Polyanion dispersants stabilize aqueous dispersions of hydrophilic (native) inorganic oxide particles, including pigments currently used in paints, which are used at an annual scale of 3 million metric tons. While obtaining stable aqueous dispersions of hydrophobically modified particles has been desired for the promise of improved film performance and water barrier properties, it has until now required either prohibitively complex polyanions, which represent a departure from conventional dispersants, or multistep syntheses based on hybrid-material constructs. Here, we demonstrate the aqueous dispersion of alkylsilane-capped inorganic oxide pigments with conventional polycarboxylate dispersants, such as carboxymethylcellulose (CMC) and polyacrylate, as well as a commercial anionic copolymer. Contact-angle measurements demonstrate that the hydrophobically modified pigments retain significant hydrophobic character even after adsorbing polyanion dispersants. CMC adsorption isotherms demonstrate 92% greater polyanion loading on trimethylsilyl modified hydrophobic particles relative to native oxide at pH 8. However, consistent with prior literature, hydrophobically modified silica particles adsorb polyanions very weakly under these conditions. These data suggest that Lewis acidic heteroatoms such as Al(3+) sites on the pigment surface are necessary for polyanion adsorption. The adsorbed polyanions increase the dispersion stability and zeta potential of the particles. Based on particle sedimentation under centrifugal force, the hydrophobically modified pigments possess greater dispersion stability with polyanions than the corresponding native hydroxylated particles. The polyanions also assist in the aqueous wetting of the hydrophobic particles, facilitating the transition from a dry powder into an aqueous dispersion of primary particles using less agitation than the native hydroxylated pigment. The application of aqueous dispersions of hydrophobically modified oxide particles to waterborne coatings leads to films that display lower water uptake at high relative humidities and greater hydrophilic stain resistances. This improved film performance with hydrophobically modified pigments is the result of better association between latex polymer and pigment in the dry film.

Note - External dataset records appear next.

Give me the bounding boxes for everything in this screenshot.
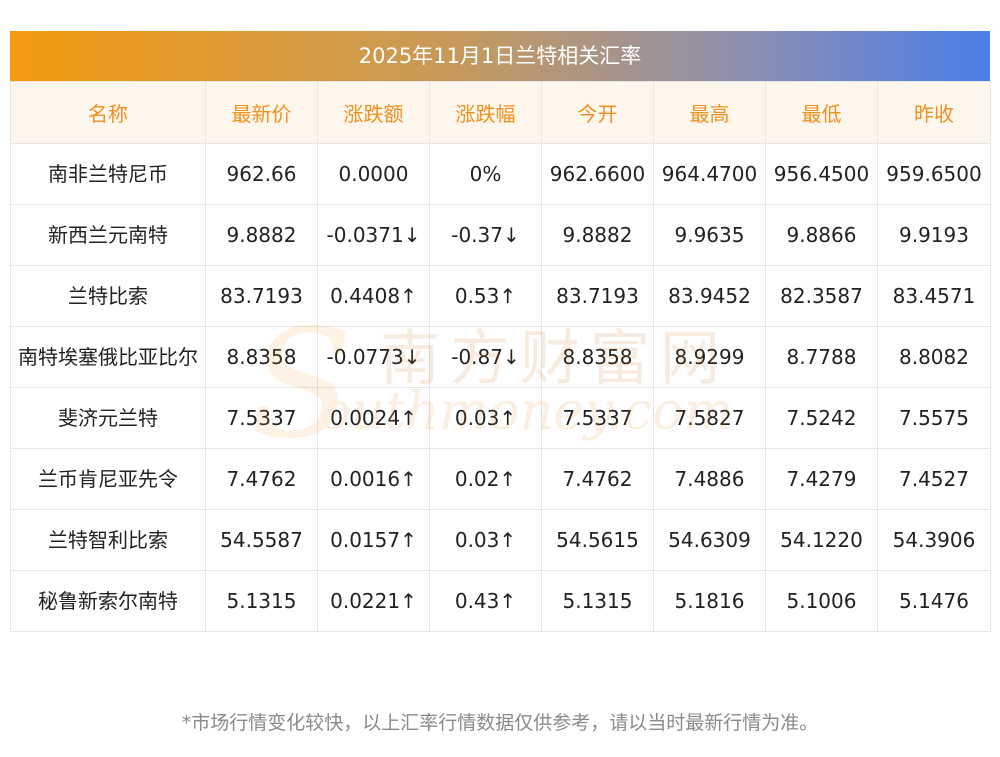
cell-latest: 9.8882 — [205, 204, 318, 266]
cell-open: 962.6600 — [541, 143, 654, 205]
cell-open: 9.8882 — [541, 204, 654, 266]
cell-low: 9.8866 — [765, 204, 878, 266]
cell-latest: 7.5337 — [205, 387, 318, 449]
cell-latest: 7.4762 — [205, 448, 318, 510]
column-header: 涨跌额 — [317, 81, 430, 144]
currency-pair-name: 兰特比索 — [10, 265, 206, 327]
currency-pair-name: 兰币肯尼亚先令 — [10, 448, 206, 510]
table-row: 南非兰特尼币 962.66 0.0000 0% 962.6600 964.4700 956.… — [10, 143, 991, 205]
cell-change: 0.0157↑ — [317, 509, 430, 571]
cell-pct: 0% — [429, 143, 542, 205]
cell-prev: 8.8082 — [877, 326, 991, 388]
cell-pct: 0.03↑ — [429, 387, 542, 449]
cell-pct: 0.02↑ — [429, 448, 542, 510]
cell-high: 9.9635 — [653, 204, 766, 266]
cell-open: 7.4762 — [541, 448, 654, 510]
header-row: 名称 最新价 涨跌额 涨跌幅 今开 最高 最低 昨收 — [10, 81, 991, 144]
cell-pct: 0.53↑ — [429, 265, 542, 327]
cell-low: 956.4500 — [765, 143, 878, 205]
cell-prev: 54.3906 — [877, 509, 991, 571]
column-header: 涨跌幅 — [429, 81, 542, 144]
cell-change: 0.0016↑ — [317, 448, 430, 510]
cell-open: 83.7193 — [541, 265, 654, 327]
cell-low: 82.3587 — [765, 265, 878, 327]
cell-prev: 9.9193 — [877, 204, 991, 266]
currency-pair-name: 南非兰特尼币 — [10, 143, 206, 205]
table-row: 斐济元兰特 7.5337 0.0024↑ 0.03↑ 7.5337 7.5827 7.524… — [10, 387, 991, 449]
cell-prev: 83.4571 — [877, 265, 991, 327]
column-header: 最新价 — [205, 81, 318, 144]
cell-latest: 962.66 — [205, 143, 318, 205]
cell-latest: 54.5587 — [205, 509, 318, 571]
cell-pct: 0.03↑ — [429, 509, 542, 571]
currency-pair-name: 秘鲁新索尔南特 — [10, 570, 206, 632]
cell-low: 54.1220 — [765, 509, 878, 571]
exchange-rate-table: 名称 最新价 涨跌额 涨跌幅 今开 最高 最低 昨收 南非兰特尼币 962.66 0.0000 0%… — [10, 81, 991, 632]
cell-open: 54.5615 — [541, 509, 654, 571]
table-row: 兰币肯尼亚先令 7.4762 0.0016↑ 0.02↑ 7.4762 7.4886 7.4… — [10, 448, 991, 510]
table-title: 2025年11月1日兰特相关汇率 — [10, 31, 990, 81]
cell-pct: -0.37↓ — [429, 204, 542, 266]
cell-open: 5.1315 — [541, 570, 654, 632]
cell-change: -0.0773↓ — [317, 326, 430, 388]
cell-change: 0.4408↑ — [317, 265, 430, 327]
cell-latest: 5.1315 — [205, 570, 318, 632]
column-header: 名称 — [10, 81, 206, 144]
table-row: 兰特比索 83.7193 0.4408↑ 0.53↑ 83.7193 83.9452 82.… — [10, 265, 991, 327]
cell-high: 8.9299 — [653, 326, 766, 388]
currency-pair-name: 新西兰元南特 — [10, 204, 206, 266]
cell-high: 7.5827 — [653, 387, 766, 449]
cell-low: 8.7788 — [765, 326, 878, 388]
cell-prev: 7.4527 — [877, 448, 991, 510]
cell-latest: 8.8358 — [205, 326, 318, 388]
cell-low: 7.5242 — [765, 387, 878, 449]
cell-pct: 0.43↑ — [429, 570, 542, 632]
column-header: 最高 — [653, 81, 766, 144]
currency-pair-name: 南特埃塞俄比亚比尔 — [10, 326, 206, 388]
cell-high: 83.9452 — [653, 265, 766, 327]
cell-latest: 83.7193 — [205, 265, 318, 327]
column-header: 最低 — [765, 81, 878, 144]
cell-prev: 959.6500 — [877, 143, 991, 205]
cell-open: 8.8358 — [541, 326, 654, 388]
table-row: 秘鲁新索尔南特 5.1315 0.0221↑ 0.43↑ 5.1315 5.1816 5.1… — [10, 570, 991, 632]
cell-high: 964.4700 — [653, 143, 766, 205]
cell-change: 0.0000 — [317, 143, 430, 205]
cell-prev: 7.5575 — [877, 387, 991, 449]
disclaimer-note: *市场行情变化较快，以上汇率行情数据仅供参考，请以当时最新行情为准。 — [181, 712, 819, 734]
cell-change: 0.0221↑ — [317, 570, 430, 632]
cell-low: 7.4279 — [765, 448, 878, 510]
cell-change: 0.0024↑ — [317, 387, 430, 449]
column-header: 昨收 — [877, 81, 991, 144]
table-row: 南特埃塞俄比亚比尔 8.8358 -0.0773↓ -0.87↓ 8.8358 8.929… — [10, 326, 991, 388]
table-row: 兰特智利比索 54.5587 0.0157↑ 0.03↑ 54.5615 54.6309 5… — [10, 509, 991, 571]
cell-change: -0.0371↓ — [317, 204, 430, 266]
cell-high: 5.1816 — [653, 570, 766, 632]
currency-pair-name: 斐济元兰特 — [10, 387, 206, 449]
column-header: 今开 — [541, 81, 654, 144]
table-body: 南非兰特尼币 962.66 0.0000 0% 962.6600 964.4700 956.… — [10, 143, 991, 632]
cell-open: 7.5337 — [541, 387, 654, 449]
cell-low: 5.1006 — [765, 570, 878, 632]
cell-high: 7.4886 — [653, 448, 766, 510]
cell-high: 54.6309 — [653, 509, 766, 571]
cell-pct: -0.87↓ — [429, 326, 542, 388]
table-row: 新西兰元南特 9.8882 -0.0371↓ -0.37↓ 9.8882 9.9635 9.… — [10, 204, 991, 266]
currency-pair-name: 兰特智利比索 — [10, 509, 206, 571]
cell-prev: 5.1476 — [877, 570, 991, 632]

Hydrophobic Inorganic Oxide Pigments via Polymethylhydrosiloxane Grafting: Dispersion in Aqueous Solution at Extraordinarily High Solids Concentrations

Building on the recent demonstration of aqueous-dispersible hydrophobic pigments that retain their surface hydrophobicity even after drying, we demonstrate the synthesis of surface-modified Ti-Pure R-706 (denoted R706) titanium dioxide-based pigments, consisting of a thin (one to three monolayers) grafted polymethylhydrosiloxane (PMHS) coating, which (i) are hydrophobic in the dry state according to capillary rise and dynamic vapor sorption measurements and (ii) form stable aqueous dispersions at solid contents exceeding 75 wt % (43 vol %), without added dispersant, displaying similar rheology to R706 native oxide pigments at 70 wt % (37 vol %) consisting of an optimal amount of conventional polyanionic dispersant (0.3 wt % on pigment basis). The surface-modified pigments have been characterized via 29Si and 13C cross-polarization/magic angle spinning solid-state NMR spectroscopy; infrared spectroscopy; thermogravimetric and elemental analyses; and ζ potential measurements. On the basis of these data, the stability of the surface-modified PMHS-R706 aqueous dispersions is attributed to steric effects, as a result of grafted PMHS strands on the R706 surface, and depends on the chaotropic nature of the base used during PMHS condensation to the pigment/polysiloxane interface. The lack of water wettability of the surface-modified oxide particles in their dry state translates to improved water-barrier properties in coatings produced with these surface-modified pigment particles. The synthetic approach appears general as demonstrated by its application to various inorganic-oxide pigment particles.